4. Rough go for kickers
There was a consistent breeze Sunday that made the conditions pleasant for those in attendance, but more difficult for those kicking.
Austin Seibert and Greg Joseph both struggled during field goal sessions, with Joseph hitting more field goals in the special teams portion, and neither hitting a situational field goal at the end of practice with the Browns facing a hypothetical 2-point deficit.
Kitchens wasn't too concerned with their play afterward. It's early in camp.
"Listen, when you're a kicker, you better have a short memory," Kitchens said. ... "If you're playing for us, all of the positions, because we're going to play the next play. That's the only one that matters. I'm not concerned about that kick, I'm worried about the one tomorrow."
To each of their credit, when warming up at the start of practice, each hit at least one kick on the extremely narrow goal posts set up on Field 2, which is very difficult to do.
5. Team playing with passion
Kitchens emphasized repeatedly during the offseason how important it was to him that his players are passionate about football and play the game with passion. He's getting plenty of that so far.
The defense and offense have quite a rivalry going early in camp, with the defenders (unsurprisingly, Damarious Randall chiefly among them) talking plenty of trash to the offense and vice versa. The defense got a boost late in practice when Mayfield completed a pass to Jarvis Landry, who made a man miss and looked to be off to the races when Joe Schobert swooped in from behind and knocked the ball out of Landry's arm. Jermaine Whitehead recovered the fumble, ending the first team's chance to get in position to kick a hypothetical game-winning field goal.
Words were exchanged as the units left the field -- and this was after the fight had happened.
This type of energy is important because despite its conflicting nature, it'll help this group when they have to band together and take on an actual opponent in the regular season. In the meantime, they're competing and making each other better on a daily basis.
Kitchens even applauded Thomas and Brown, saying the two "were making each other better" when the fight broke out. He likes the passion; he just wants it directed through better channels.
And teammates aren't as upset about running as one might think, because they understand the message sent by Kitchens. They're all out to play with passion without penalties.

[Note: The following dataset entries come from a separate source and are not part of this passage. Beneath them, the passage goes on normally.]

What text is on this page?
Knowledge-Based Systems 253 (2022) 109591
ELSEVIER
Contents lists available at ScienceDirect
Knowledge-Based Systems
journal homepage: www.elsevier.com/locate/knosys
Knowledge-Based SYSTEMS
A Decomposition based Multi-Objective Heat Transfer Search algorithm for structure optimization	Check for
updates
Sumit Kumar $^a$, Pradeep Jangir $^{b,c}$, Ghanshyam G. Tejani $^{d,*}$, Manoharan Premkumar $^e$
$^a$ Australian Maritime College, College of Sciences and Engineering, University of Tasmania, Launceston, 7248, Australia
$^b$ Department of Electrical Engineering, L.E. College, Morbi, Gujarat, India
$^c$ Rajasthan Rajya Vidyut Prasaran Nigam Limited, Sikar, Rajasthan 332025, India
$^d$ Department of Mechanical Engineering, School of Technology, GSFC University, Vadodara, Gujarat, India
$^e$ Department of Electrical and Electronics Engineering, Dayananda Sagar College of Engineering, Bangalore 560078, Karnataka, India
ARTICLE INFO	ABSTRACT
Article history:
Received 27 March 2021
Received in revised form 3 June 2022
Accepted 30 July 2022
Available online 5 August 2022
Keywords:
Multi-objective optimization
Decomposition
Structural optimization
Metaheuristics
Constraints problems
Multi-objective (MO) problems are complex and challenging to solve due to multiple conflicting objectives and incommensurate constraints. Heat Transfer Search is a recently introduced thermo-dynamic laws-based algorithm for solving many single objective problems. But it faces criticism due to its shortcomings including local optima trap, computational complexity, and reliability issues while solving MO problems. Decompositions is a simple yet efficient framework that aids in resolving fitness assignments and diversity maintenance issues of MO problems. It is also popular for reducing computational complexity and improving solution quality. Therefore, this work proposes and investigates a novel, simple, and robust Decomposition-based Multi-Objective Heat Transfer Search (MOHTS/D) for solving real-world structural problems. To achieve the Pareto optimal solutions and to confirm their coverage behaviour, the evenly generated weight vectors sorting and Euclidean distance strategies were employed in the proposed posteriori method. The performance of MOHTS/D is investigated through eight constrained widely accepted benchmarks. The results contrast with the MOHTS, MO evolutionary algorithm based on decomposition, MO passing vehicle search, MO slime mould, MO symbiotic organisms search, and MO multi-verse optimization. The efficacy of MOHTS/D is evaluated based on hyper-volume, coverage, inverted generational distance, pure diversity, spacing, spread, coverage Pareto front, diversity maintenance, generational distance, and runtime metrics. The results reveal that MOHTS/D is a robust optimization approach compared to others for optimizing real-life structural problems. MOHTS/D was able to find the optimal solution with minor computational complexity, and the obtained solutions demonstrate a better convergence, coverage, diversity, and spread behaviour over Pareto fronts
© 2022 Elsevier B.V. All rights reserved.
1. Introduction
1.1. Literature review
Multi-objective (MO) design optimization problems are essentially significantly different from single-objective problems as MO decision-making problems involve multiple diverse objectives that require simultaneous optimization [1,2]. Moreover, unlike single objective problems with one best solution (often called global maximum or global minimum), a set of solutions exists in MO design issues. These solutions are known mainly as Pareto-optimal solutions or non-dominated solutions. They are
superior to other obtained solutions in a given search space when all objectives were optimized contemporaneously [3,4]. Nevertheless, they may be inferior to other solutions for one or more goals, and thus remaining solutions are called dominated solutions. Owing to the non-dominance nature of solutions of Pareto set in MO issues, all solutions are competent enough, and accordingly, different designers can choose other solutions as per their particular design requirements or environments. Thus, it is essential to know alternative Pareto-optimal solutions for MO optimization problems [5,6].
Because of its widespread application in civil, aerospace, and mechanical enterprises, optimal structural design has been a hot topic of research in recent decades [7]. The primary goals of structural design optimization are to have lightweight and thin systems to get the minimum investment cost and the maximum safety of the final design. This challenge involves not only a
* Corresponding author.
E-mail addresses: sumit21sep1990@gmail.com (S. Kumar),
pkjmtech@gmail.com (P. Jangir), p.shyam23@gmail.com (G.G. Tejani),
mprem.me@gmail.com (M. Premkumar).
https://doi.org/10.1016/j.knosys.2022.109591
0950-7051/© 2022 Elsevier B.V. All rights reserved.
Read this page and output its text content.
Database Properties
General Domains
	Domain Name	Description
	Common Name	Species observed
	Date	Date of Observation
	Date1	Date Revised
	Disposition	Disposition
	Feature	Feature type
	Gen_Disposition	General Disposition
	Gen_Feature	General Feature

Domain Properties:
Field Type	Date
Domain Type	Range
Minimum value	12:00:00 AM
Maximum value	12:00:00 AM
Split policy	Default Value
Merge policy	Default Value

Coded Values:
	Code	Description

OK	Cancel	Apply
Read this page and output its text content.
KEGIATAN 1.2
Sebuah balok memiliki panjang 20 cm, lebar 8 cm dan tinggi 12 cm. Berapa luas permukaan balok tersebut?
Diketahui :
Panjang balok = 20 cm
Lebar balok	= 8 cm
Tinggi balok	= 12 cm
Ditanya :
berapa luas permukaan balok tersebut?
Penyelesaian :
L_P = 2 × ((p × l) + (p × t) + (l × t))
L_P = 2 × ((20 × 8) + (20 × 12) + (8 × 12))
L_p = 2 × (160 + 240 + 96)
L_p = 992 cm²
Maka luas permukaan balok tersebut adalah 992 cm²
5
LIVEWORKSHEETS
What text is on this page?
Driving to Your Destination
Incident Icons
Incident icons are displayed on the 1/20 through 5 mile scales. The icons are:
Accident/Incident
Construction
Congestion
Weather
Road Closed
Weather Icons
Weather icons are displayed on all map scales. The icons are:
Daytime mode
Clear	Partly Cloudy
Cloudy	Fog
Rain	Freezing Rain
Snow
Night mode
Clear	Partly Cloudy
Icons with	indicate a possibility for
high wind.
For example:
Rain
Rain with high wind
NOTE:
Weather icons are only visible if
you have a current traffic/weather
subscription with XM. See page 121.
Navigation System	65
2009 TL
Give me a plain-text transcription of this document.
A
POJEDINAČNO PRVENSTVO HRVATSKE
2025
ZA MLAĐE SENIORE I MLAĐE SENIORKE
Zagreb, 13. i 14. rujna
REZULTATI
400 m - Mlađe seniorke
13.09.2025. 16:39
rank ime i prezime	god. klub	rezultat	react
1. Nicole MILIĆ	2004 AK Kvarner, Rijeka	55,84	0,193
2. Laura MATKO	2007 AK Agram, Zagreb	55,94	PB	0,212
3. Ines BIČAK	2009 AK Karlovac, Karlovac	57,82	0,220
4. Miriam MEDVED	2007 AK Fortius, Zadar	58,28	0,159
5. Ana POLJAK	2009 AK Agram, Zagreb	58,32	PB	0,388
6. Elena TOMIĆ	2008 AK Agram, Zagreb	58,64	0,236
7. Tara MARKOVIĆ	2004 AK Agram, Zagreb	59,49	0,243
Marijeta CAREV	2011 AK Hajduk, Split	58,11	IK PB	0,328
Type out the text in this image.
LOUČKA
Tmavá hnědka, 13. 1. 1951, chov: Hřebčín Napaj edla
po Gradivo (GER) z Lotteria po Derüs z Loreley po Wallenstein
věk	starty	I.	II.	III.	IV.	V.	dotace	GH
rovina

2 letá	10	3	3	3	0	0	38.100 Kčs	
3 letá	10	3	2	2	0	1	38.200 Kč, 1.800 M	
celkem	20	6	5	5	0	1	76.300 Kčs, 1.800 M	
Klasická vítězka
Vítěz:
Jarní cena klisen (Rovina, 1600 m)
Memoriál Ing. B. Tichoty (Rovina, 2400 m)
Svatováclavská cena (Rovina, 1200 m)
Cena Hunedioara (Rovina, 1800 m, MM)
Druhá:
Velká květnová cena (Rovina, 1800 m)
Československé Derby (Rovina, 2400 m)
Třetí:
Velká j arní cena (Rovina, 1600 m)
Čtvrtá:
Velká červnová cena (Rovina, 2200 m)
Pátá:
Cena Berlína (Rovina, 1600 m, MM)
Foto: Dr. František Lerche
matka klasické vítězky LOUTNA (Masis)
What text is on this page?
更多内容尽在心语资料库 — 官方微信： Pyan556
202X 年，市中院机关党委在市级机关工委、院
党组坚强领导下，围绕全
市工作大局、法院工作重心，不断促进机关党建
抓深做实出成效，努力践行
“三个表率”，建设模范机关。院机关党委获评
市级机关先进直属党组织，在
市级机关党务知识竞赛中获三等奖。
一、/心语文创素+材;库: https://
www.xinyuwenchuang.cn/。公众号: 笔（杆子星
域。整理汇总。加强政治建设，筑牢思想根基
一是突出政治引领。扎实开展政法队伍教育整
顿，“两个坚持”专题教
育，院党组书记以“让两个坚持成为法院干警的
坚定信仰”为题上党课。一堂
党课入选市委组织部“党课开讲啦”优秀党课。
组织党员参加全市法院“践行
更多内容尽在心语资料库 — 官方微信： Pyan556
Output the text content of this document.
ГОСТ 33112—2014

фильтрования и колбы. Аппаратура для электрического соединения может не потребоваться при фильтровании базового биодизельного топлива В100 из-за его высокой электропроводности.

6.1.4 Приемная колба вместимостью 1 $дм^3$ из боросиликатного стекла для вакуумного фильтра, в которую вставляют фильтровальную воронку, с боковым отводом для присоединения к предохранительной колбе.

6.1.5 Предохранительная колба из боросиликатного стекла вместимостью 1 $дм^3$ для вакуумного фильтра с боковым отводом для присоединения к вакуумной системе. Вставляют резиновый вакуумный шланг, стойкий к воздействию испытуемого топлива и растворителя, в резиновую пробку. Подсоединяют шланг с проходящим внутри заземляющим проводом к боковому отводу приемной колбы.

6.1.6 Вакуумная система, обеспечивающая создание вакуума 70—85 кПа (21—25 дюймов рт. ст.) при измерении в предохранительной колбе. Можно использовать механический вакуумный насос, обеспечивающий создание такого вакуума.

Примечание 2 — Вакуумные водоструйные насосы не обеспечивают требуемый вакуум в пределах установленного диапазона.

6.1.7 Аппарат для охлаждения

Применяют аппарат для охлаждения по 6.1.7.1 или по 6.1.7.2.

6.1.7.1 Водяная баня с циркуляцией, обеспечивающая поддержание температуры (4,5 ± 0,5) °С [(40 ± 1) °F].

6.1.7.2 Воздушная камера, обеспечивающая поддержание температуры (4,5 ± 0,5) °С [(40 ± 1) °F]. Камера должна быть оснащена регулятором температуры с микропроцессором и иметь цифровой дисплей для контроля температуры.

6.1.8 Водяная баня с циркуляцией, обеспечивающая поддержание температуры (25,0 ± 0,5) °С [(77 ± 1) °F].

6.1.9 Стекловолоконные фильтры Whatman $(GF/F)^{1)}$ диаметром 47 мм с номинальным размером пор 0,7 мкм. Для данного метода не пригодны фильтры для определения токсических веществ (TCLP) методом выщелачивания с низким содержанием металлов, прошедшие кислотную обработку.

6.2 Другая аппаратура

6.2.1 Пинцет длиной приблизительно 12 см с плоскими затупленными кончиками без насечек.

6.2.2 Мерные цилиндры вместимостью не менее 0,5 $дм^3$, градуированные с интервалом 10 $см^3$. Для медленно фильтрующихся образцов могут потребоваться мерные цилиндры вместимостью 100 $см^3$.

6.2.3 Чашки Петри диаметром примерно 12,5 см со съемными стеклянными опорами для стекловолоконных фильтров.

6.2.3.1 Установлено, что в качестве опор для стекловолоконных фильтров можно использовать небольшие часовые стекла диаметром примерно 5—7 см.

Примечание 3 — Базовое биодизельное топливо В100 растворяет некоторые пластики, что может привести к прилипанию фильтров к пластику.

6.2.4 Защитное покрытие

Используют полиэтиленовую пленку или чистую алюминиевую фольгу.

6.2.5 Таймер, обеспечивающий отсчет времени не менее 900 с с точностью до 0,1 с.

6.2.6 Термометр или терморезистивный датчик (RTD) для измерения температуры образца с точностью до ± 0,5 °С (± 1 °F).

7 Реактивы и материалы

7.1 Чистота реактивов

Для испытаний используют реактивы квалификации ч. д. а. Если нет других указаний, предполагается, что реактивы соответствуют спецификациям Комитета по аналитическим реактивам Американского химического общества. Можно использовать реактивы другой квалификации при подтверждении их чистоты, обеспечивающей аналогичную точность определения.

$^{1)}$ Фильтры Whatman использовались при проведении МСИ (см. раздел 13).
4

"Same thing like in high school and college," Ogunjobi said. "It is annoying and you do not want to do it, but at the end of the day if it happens to you, it is the same result. And as brothers, sometimes your brother makes a mistake and nobody makes a mistake on purpose, but sometimes when you get a penalty the whole team pays for it and that is just an example of that. So being able to just bounce back from it and have to finish practice and still focus and still have a job to do. I feel like it does a good job for the team so it is cool."